Taking part in a discussion on “upskirting” on BBC Radio Scotland, Armstrong, 55, said: “It’s the constant ‘ are you a true Scotsman?’ They are basically asking you if you are wearing underwear or not.
“If you reversed that behaviour and I was to say to a woman, can I ask what you are wearing underneath your dress, it would be a whole different ball game. I just get weary of the whole thing.”
Upskirting, which was banned in Scotland in 2009 and in England and Wales last year, is the practice of taking images or videos under a person’s clothing without their consent. Women in skirts and dresses are usually the victims.
Armstrong, who once had to stop a performance after a woman took a picture underneath his kilt and passed it around the table, said he believed other pipers had had similar experiences, but their concerns were often laughed off or dismissed.

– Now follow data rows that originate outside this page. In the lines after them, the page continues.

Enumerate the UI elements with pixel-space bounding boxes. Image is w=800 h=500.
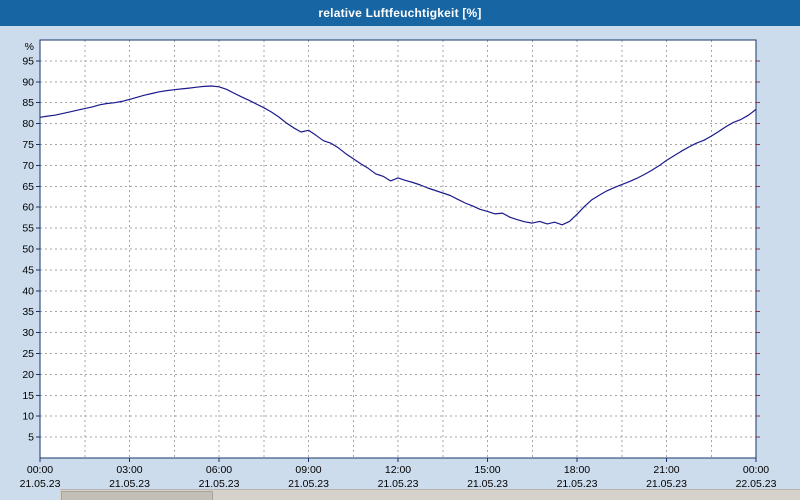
- x-date-label: 21.05.23: [20, 478, 61, 488]
- y-tick-label: 20: [22, 369, 34, 381]
- humidity-line: [39, 85, 757, 226]
- y-tick-label: 40: [22, 285, 34, 297]
- y-tick-label: 35: [22, 306, 34, 318]
- y-tick-label: 10: [22, 411, 34, 423]
- x-date-label: 21.05.23: [467, 478, 508, 488]
- y-tick-label: 15: [22, 390, 34, 402]
- x-tick-label: 15:00: [474, 464, 500, 476]
- x-date-label: 21.05.23: [288, 478, 329, 488]
- x-tick-label: 09:00: [295, 464, 321, 476]
- scrollbar-thumb[interactable]: [61, 491, 213, 500]
- x-date-label: 21.05.23: [378, 478, 419, 488]
- y-tick-label: 60: [22, 202, 34, 214]
- x-date-label: 21.05.23: [646, 478, 687, 488]
- y-tick-label: 80: [22, 118, 34, 130]
- x-tick-label: 03:00: [116, 464, 142, 476]
- y-tick-label: 5: [28, 432, 34, 444]
- x-tick-label: 00:00: [743, 464, 769, 476]
- x-date-label: 21.05.23: [199, 478, 240, 488]
- horizontal-scrollbar[interactable]: [60, 489, 800, 500]
- x-date-label: 22.05.23: [736, 478, 777, 488]
- y-tick-label: 85: [22, 97, 34, 109]
- x-tick-label: 00:00: [27, 464, 53, 476]
- x-date-label: 21.05.23: [557, 478, 598, 488]
- x-tick-label: 06:00: [206, 464, 232, 476]
- y-tick-label: 70: [22, 160, 34, 172]
- y-tick-label: 50: [22, 244, 34, 256]
- page-title: relative Luftfeuchtigkeit [%]: [318, 6, 482, 20]
- window-titlebar: relative Luftfeuchtigkeit [%]: [0, 0, 800, 26]
- x-date-label: 21.05.23: [109, 478, 150, 488]
- y-tick-label: 75: [22, 139, 34, 151]
- y-tick-label: 25: [22, 348, 34, 360]
- y-tick-label: 55: [22, 223, 34, 235]
- x-tick-label: 12:00: [385, 464, 411, 476]
- humidity-chart: 5 10 15 20 25 30 35 40 45 50 55 60 65 70 75 80 85 90 95% 00…: [20, 39, 777, 488]
- y-tick-label: 45: [22, 264, 34, 276]
- y-tick-label: 90: [22, 76, 34, 88]
- y-tick-label: 95: [22, 55, 34, 67]
- y-axis-unit-label: %: [25, 41, 34, 53]
- x-tick-label: 21:00: [653, 464, 679, 476]
- y-tick-label: 65: [22, 181, 34, 193]
- y-tick-label: 30: [22, 327, 34, 339]
- x-tick-label: 18:00: [564, 464, 590, 476]
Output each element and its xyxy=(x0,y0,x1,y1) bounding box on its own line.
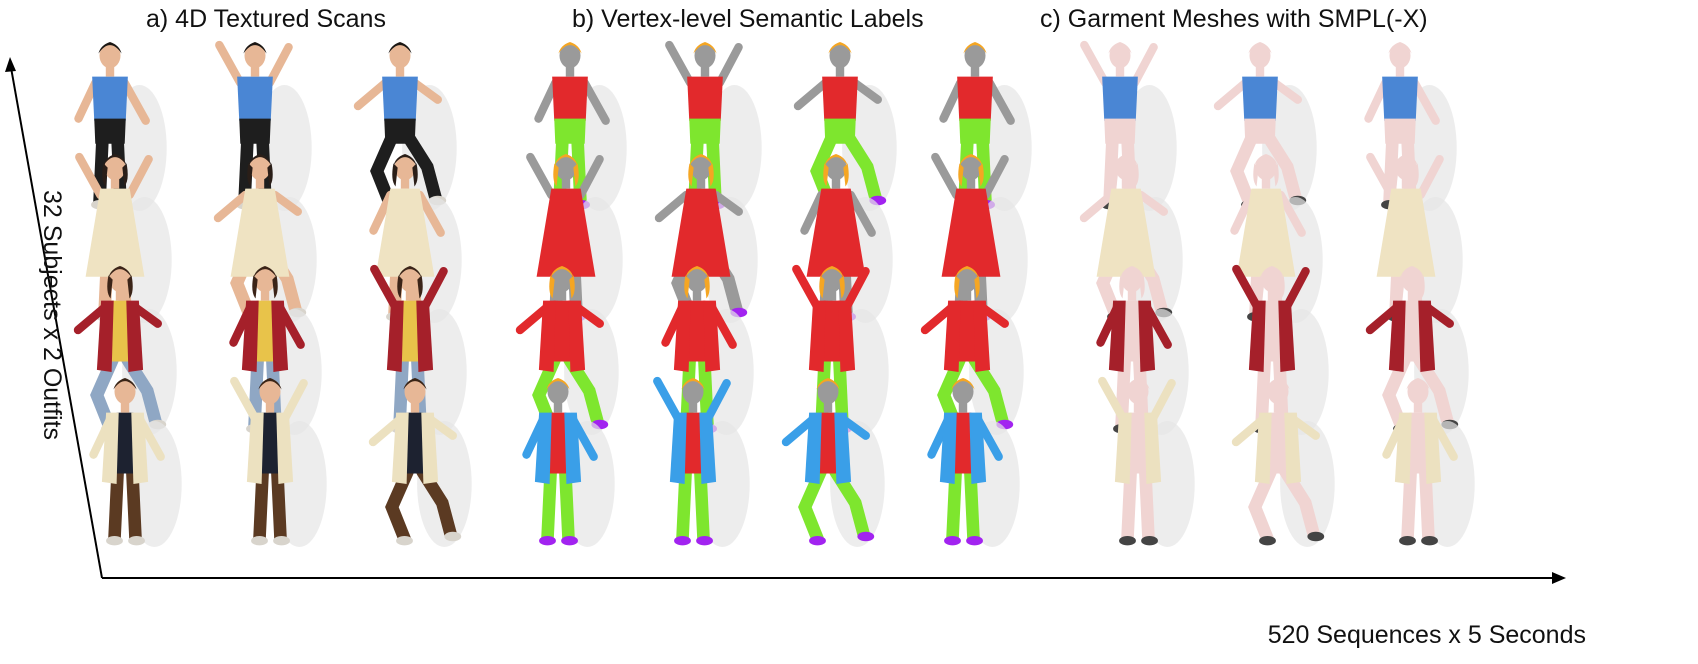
scan-figure-plaid-2 xyxy=(229,265,322,435)
label-figure-jacket-2 xyxy=(653,376,750,547)
label-figure-jacket-4 xyxy=(927,377,1020,547)
mesh-figure-jacket-3 xyxy=(1382,377,1475,547)
label-figure-dress-2 xyxy=(654,153,758,323)
label-figure-tshirt-2 xyxy=(665,40,762,211)
label-figure-tshirt-3 xyxy=(793,41,897,211)
scan-figure-jacket-1 xyxy=(89,377,182,547)
mesh-figure-tshirt-1 xyxy=(1080,40,1177,211)
y-axis-arrowhead xyxy=(5,57,16,72)
mesh-figure-jacket-2 xyxy=(1231,377,1335,547)
label-figure-plaid-4 xyxy=(920,265,1024,435)
x-axis-label: 520 Sequences x 5 Seconds xyxy=(1267,621,1586,649)
panel-a-title: a) 4D Textured Scans xyxy=(146,5,386,33)
mesh-figure-tshirt-2 xyxy=(1213,41,1317,211)
panel-a-textured-scans xyxy=(73,40,472,547)
panel-c-garment-meshes xyxy=(1079,40,1475,547)
scan-figure-jacket-3 xyxy=(368,377,472,547)
label-figure-dress-4 xyxy=(931,152,1028,323)
scan-figure-jacket-2 xyxy=(230,376,327,547)
x-axis-arrowhead xyxy=(1552,572,1566,584)
label-figure-jacket-3 xyxy=(781,377,885,547)
label-figure-jacket-1 xyxy=(522,377,615,547)
y-axis-line xyxy=(9,61,103,579)
panel-b-semantic-labels xyxy=(515,40,1032,547)
mesh-figure-plaid-3 xyxy=(1365,265,1469,435)
mesh-figure-jacket-1 xyxy=(1098,376,1195,547)
panel-b-title: b) Vertex-level Semantic Labels xyxy=(572,5,924,33)
panel-c-title: c) Garment Meshes with SMPL(-X) xyxy=(1040,5,1428,33)
scan-figure-tshirt-2 xyxy=(215,40,312,211)
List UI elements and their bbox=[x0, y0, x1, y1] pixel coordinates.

“I had to stop and tell her to delete the picture, that it isn’t acceptable,” he said. “I keep thinking, imagine I’d done that to her — I would be arrested, and rightly so. I don’t find it funny — and I know other men do find it funny. A lot of the time you just accept it because we are who we are.
“But it’s not just me, it’s every member of the band it has happened to.
“I remember playing at Ayr Town Hall. I came off the stage, the crowd go crazy, and in trying to get back to the stage I don’t know how many times there were hands up my kilt. I’m trying to play my pipes, but I’m also trying to protect my own dignity.”
But the behaviour had been “constant” even since he was a boy, Armstrong said, and at one point in his career was experiencing incidents “almost every week.”
Dawn Waddell, the band secretary of the City of St Andrews Pipe Band, said that it was unfortunately common for members of the public to “take liberties” with pipers.
She added that women, especially at functions like weddings, could adopt a “ladette” behaviour and “don’t take it seriously or think it’s a problem.”
“Pipe bands, especially when they’re out playing and out marching are often seen as a free for all. There’s this kind of culture that if you’re out in the public arena then you’re public property,” she said.